I contacted the Smithsonian Environmental Research Center’s Environmental Archaeology Laboratory (SEAL) Citizen Science contact page, and they very kindly replied with a very thoughtful, thorough response right away. They explained that it could either be archaeological or geographical.


Here is their response:

“We find oyster shells embedded in Cretaceous era sandy clays (greenish, glauconitic material). If that is what you have, it is geological and not archaeological. Of course, it could be shell midden from anytime dating back about 3,000 years to the present.

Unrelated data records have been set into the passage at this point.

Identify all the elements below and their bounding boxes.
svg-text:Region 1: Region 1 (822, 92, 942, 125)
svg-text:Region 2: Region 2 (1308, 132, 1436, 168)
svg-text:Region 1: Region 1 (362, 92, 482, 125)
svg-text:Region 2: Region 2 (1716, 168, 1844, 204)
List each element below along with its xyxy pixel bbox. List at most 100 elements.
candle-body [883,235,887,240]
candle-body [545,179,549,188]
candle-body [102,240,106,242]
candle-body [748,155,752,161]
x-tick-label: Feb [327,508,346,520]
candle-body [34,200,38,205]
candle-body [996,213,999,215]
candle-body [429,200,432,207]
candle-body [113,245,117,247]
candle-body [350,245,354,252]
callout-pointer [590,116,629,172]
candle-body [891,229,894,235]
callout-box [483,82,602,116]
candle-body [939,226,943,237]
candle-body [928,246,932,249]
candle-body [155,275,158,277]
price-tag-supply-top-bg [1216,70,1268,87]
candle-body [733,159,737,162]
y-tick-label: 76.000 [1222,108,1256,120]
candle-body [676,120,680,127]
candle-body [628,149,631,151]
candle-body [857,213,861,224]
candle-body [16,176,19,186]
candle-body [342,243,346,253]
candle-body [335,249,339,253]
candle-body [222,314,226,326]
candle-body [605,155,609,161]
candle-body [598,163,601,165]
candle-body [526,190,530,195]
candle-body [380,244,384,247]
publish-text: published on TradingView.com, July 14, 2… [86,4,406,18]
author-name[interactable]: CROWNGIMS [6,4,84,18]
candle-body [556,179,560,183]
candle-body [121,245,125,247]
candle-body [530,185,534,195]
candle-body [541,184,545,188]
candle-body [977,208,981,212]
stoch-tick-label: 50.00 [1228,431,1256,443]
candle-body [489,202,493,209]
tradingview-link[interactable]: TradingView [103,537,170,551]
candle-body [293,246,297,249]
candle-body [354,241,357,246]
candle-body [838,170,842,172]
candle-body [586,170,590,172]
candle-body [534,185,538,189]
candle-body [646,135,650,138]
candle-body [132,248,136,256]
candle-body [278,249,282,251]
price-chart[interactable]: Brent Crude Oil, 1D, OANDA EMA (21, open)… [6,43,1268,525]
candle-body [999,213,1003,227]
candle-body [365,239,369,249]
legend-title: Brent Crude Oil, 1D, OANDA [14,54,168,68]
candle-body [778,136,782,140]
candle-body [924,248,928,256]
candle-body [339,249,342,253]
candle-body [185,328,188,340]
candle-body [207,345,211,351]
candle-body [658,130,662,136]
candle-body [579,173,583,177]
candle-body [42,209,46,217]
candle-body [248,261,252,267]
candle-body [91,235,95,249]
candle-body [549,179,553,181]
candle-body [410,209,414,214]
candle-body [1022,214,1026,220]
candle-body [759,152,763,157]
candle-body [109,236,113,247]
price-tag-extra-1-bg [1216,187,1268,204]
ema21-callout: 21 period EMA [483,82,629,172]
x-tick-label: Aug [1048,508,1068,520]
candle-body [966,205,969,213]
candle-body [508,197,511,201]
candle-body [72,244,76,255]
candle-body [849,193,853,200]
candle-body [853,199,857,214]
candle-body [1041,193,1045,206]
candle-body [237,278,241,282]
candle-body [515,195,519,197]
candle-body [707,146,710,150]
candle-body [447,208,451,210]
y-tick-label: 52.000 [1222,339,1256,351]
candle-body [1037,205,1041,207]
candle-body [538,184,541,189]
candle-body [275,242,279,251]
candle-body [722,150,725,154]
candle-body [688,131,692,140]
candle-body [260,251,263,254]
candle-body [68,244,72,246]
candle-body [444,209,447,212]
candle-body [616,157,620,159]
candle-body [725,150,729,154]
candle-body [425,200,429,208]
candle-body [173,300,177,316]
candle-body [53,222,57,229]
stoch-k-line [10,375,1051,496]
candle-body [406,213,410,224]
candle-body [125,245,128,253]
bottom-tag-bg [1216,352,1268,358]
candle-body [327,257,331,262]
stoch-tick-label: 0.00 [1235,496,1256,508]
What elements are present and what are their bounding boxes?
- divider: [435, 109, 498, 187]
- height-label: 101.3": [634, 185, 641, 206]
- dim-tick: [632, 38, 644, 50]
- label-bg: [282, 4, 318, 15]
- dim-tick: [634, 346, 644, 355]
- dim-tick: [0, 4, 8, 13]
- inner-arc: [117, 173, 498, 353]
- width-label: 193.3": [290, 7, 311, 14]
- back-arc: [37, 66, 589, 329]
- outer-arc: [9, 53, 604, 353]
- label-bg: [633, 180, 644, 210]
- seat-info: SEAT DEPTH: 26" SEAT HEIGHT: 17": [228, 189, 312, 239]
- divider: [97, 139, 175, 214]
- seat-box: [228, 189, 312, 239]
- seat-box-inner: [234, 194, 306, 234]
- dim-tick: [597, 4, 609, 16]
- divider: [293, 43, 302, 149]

As to local Native Americans, they have been around here for at least 10,000 years, during which time there likely have been many groups calling themselves a variety of names in as many languages. For the past millennium or so, we are fairly comfortable assuming those in what is now Southern Maryland were Algonkian speakers (a large language group), but trying to identify a specific tribe is all but hopeless, even since European contact. Native American groups were far more fluid than the term “tribe” captures, groups dividing and then combining with other groups.”


So it would take a lot of digging to find out if the oyster cache is geological or archaeological, but it’s so great to have an actual response from an actual scientist who can also speak to the native groups in the area. It is very difficult to get solid data around this and a true honor to have this story to tell. I hope there’s a part two sometime soon!